Household Debt and Macroeconomic Fluctuations
Summary (via Atif Mian Amir Sufi- voxeu)
US Congressional committees are now grilling bankers on the complex instruments that provided subprime mortgages with a veil of security. This column presents new evidence that subprime mortgages had more serious consequences – they were a key factor in the US housing-price boom. When house prices faltered, subprime mortgage holders defaulted en masse, eventually leading to the global crisis.
Introduction (via Atif Mian Amir Sufi -Voxeu)
There once was a decade in US history in which financial innovation led to a sharp rise in the flow of credit to households. Durable goods consumption increased dramatically as household debt climbed to over 100% of GDP. The subsequent economic downturn was tragic, and the severity of the malaise was closely related to the preceding rise in household leverage (see Eichengreen and Michener 2003, Mishkin 1978, and the chart from David Beim at npr.org).
Research has argued that the “drop in consumption resulted from the unique combination of historically high consumer indebtedness and punitive default consequences” (Olney 1999).
While the storyline sounds eerily familiar to our recent past, it in fact describes the decade preceding the onset of the Great Depression.
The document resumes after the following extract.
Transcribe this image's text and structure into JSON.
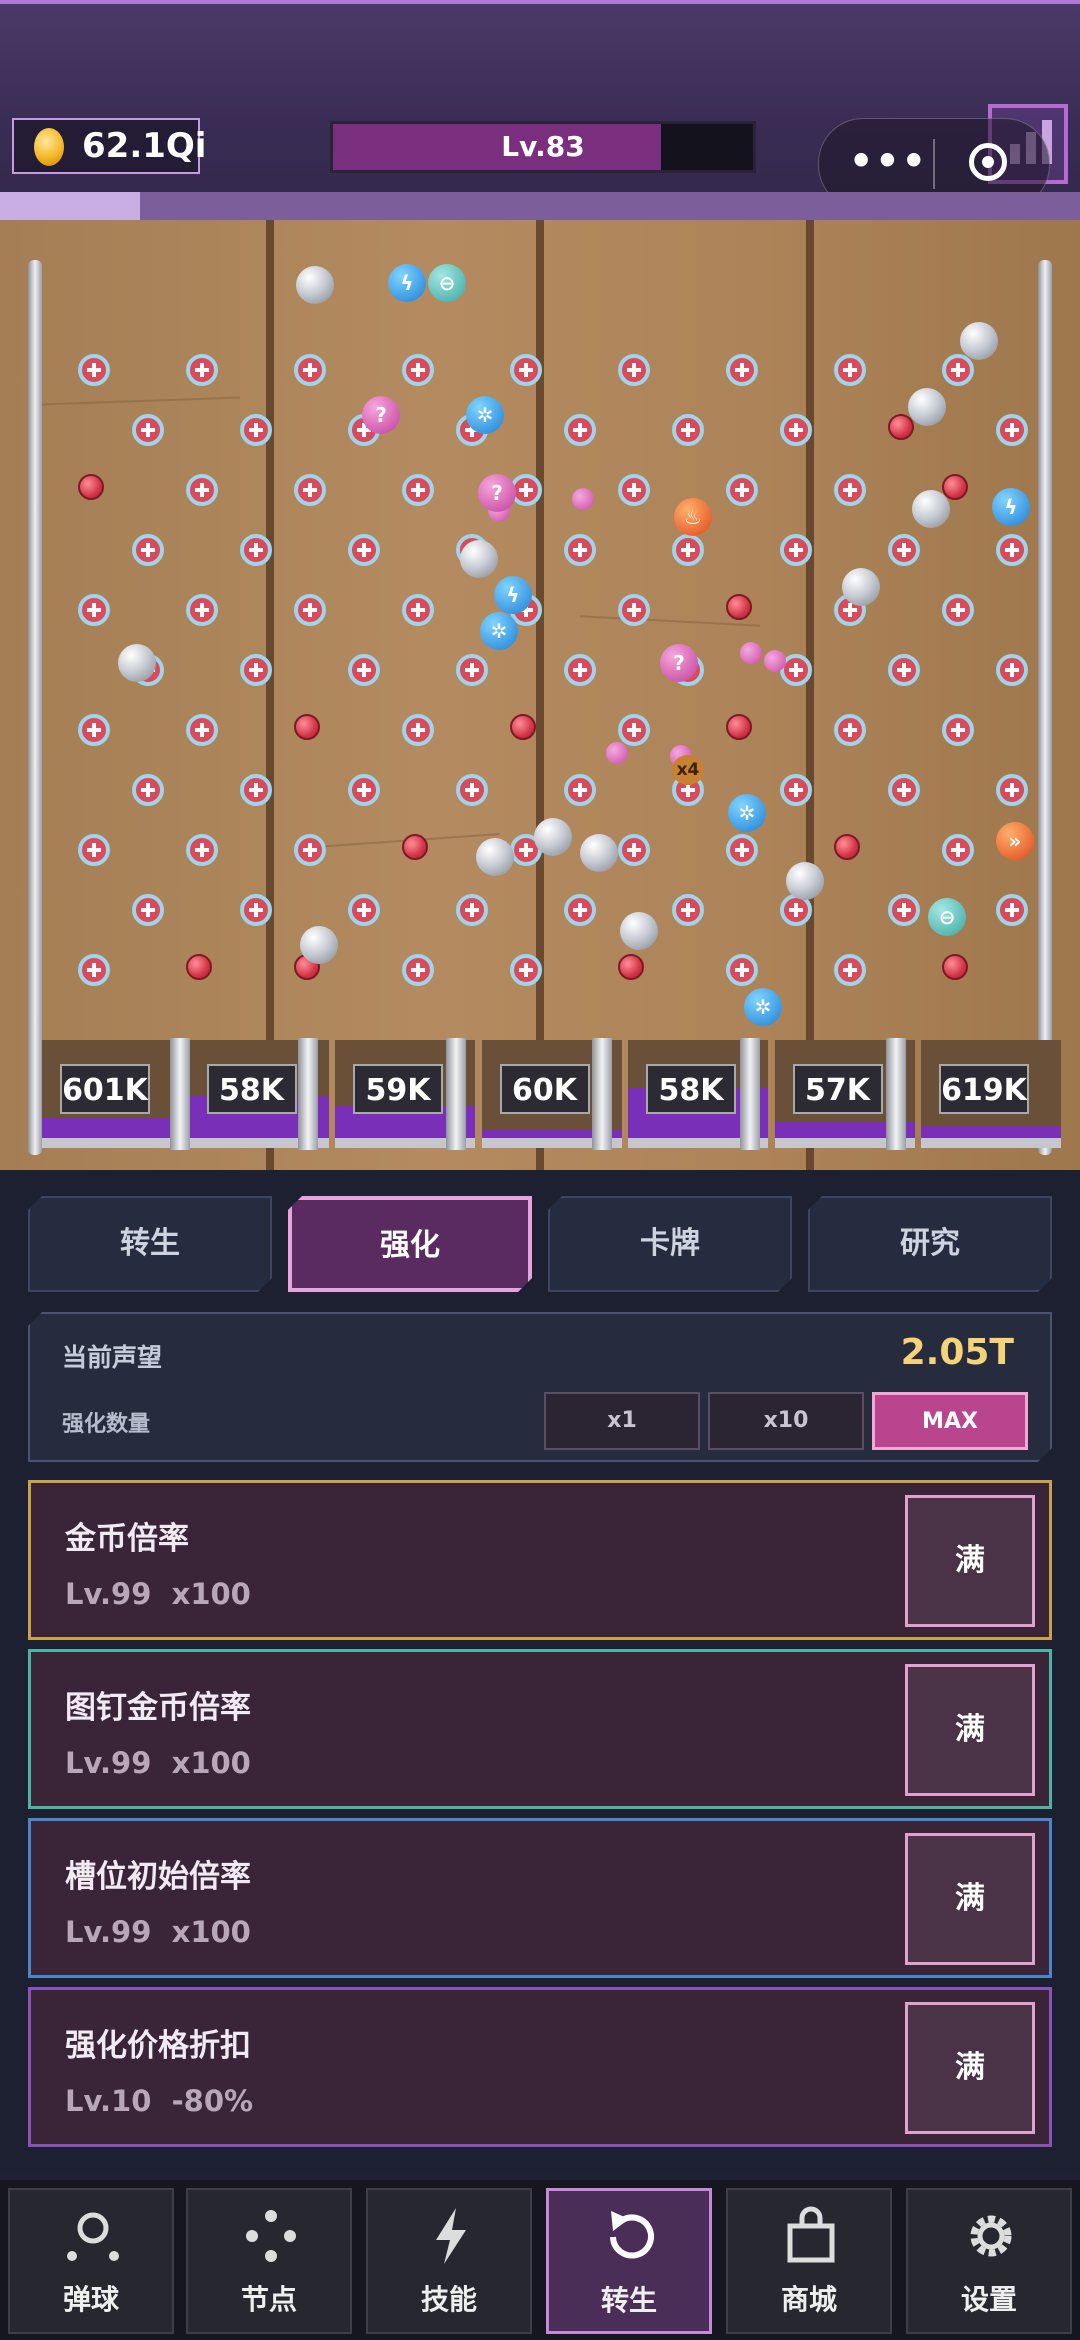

The form of innovation was not subprime mortgages – it was instead instalment loans related to automobile purchases and other consumer durables – but the parallels are striking. Household debt for Americans went over 100% of GDP only twice in the last century, in 1929 and in 2006.
Excerpted Conclusion (via Atif Mian & Amir Sufi – voxeu)
Going forward, policymakers and regulators should appreciate the role of household debt in asset price movements and macroeconomic fluctuations, and they should complement their existing models with rigorous microeconomic analysis.